When the first championship was run back in 1982 there was one simple rule of eligibility – “entries are confined to one-, two- and three-year-olds registered in the Irish horse register”. But in more recent times that rule has been expanded. It now stipulates that entries must not only be registered, but must also be by a stallion that is classified as approved or preliminary approved in the Irish Sport Horse Stud Book, or is Class 1 in the Irish Draught Stud Book.

Stallions from the Irish Warmblood Stud Book are also included as are Weatherbys Thoroughbred stallions.

Dilemma

Irish sport horse breeding practices have dramatically changed since that first 1982 event. We now have AI, the use of continental bloodlines and many other developments that have given breeders a much wider options as to the choice of sire.

This has left the board of ISA with a thorny dilemma that at this point has not been resolved. There are two diametrically opposed options presented to them when they write the rules for the all-Ireland horse championships. First of all, they can throw them wide open and simply go with the original rule that all entries must simply be registered.

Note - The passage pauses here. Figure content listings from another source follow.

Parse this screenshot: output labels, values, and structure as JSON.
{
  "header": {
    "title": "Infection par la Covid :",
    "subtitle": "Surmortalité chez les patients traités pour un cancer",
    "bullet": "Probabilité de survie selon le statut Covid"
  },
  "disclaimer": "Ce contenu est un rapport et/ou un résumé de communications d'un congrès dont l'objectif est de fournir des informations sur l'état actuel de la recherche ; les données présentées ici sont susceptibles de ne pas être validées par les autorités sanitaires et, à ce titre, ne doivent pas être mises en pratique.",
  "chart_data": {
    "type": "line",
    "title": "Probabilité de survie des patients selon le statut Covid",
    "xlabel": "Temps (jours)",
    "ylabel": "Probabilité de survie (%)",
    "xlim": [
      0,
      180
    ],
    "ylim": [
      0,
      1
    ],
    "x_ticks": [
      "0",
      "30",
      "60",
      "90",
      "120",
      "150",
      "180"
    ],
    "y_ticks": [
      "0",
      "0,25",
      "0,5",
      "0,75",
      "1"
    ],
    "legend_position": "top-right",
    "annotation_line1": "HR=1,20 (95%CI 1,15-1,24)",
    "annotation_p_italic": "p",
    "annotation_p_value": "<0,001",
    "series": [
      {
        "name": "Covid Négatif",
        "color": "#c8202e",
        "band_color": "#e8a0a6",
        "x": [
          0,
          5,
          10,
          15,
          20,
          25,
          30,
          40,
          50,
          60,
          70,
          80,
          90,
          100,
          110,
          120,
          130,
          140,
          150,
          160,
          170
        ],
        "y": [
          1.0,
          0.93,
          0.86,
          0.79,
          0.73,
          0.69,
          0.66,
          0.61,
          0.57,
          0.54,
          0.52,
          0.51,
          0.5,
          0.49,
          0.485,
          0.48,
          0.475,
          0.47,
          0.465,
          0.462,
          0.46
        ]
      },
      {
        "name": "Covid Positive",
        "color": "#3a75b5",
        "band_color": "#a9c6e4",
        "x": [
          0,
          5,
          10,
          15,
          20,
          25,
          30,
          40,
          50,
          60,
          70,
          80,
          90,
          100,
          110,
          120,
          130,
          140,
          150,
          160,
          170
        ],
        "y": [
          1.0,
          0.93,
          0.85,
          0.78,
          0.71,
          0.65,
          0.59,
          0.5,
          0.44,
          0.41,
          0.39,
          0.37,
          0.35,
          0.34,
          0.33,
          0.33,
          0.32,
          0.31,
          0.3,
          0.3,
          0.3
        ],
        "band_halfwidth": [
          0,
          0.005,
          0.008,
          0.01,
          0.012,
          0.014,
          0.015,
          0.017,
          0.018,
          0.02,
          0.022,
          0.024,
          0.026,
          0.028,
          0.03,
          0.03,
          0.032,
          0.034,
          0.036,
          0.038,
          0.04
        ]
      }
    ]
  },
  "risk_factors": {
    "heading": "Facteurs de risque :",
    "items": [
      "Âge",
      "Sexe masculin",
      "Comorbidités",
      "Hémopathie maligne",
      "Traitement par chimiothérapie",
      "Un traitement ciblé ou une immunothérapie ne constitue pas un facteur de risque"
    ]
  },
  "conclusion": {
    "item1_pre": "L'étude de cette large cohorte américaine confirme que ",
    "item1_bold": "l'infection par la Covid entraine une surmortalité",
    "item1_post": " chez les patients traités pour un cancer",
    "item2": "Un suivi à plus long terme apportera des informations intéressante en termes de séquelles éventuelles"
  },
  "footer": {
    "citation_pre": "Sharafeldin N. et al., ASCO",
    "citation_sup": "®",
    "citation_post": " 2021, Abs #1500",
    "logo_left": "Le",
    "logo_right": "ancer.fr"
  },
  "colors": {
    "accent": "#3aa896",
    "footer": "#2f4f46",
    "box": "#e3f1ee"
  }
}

Secondly, they can attempt to protect the integrity and soundness of the Irish horse by restricting entry to those animals that have been sired by a stallion that has gone through a rigorous selection and approval test.

There is no easy answer to this dilemma; but for the sake of our young horse classes and championships one has to be found. This demands some innovative thinking which will make our showing classes much more relevant going forward.

2021 all-Ireland horse championships

• Three-year-old horse.

• Two-year-old filly.

• Filly foal.

• Yearling filly.

• Traditional colt and filly foal classes.

• Yearling filly Irish Draught.

• Irish Draught Leitrim Breeders’ mare and foal class.

• Two-year-old Irish Draught filly.

• Irish Draught colt and filly foal.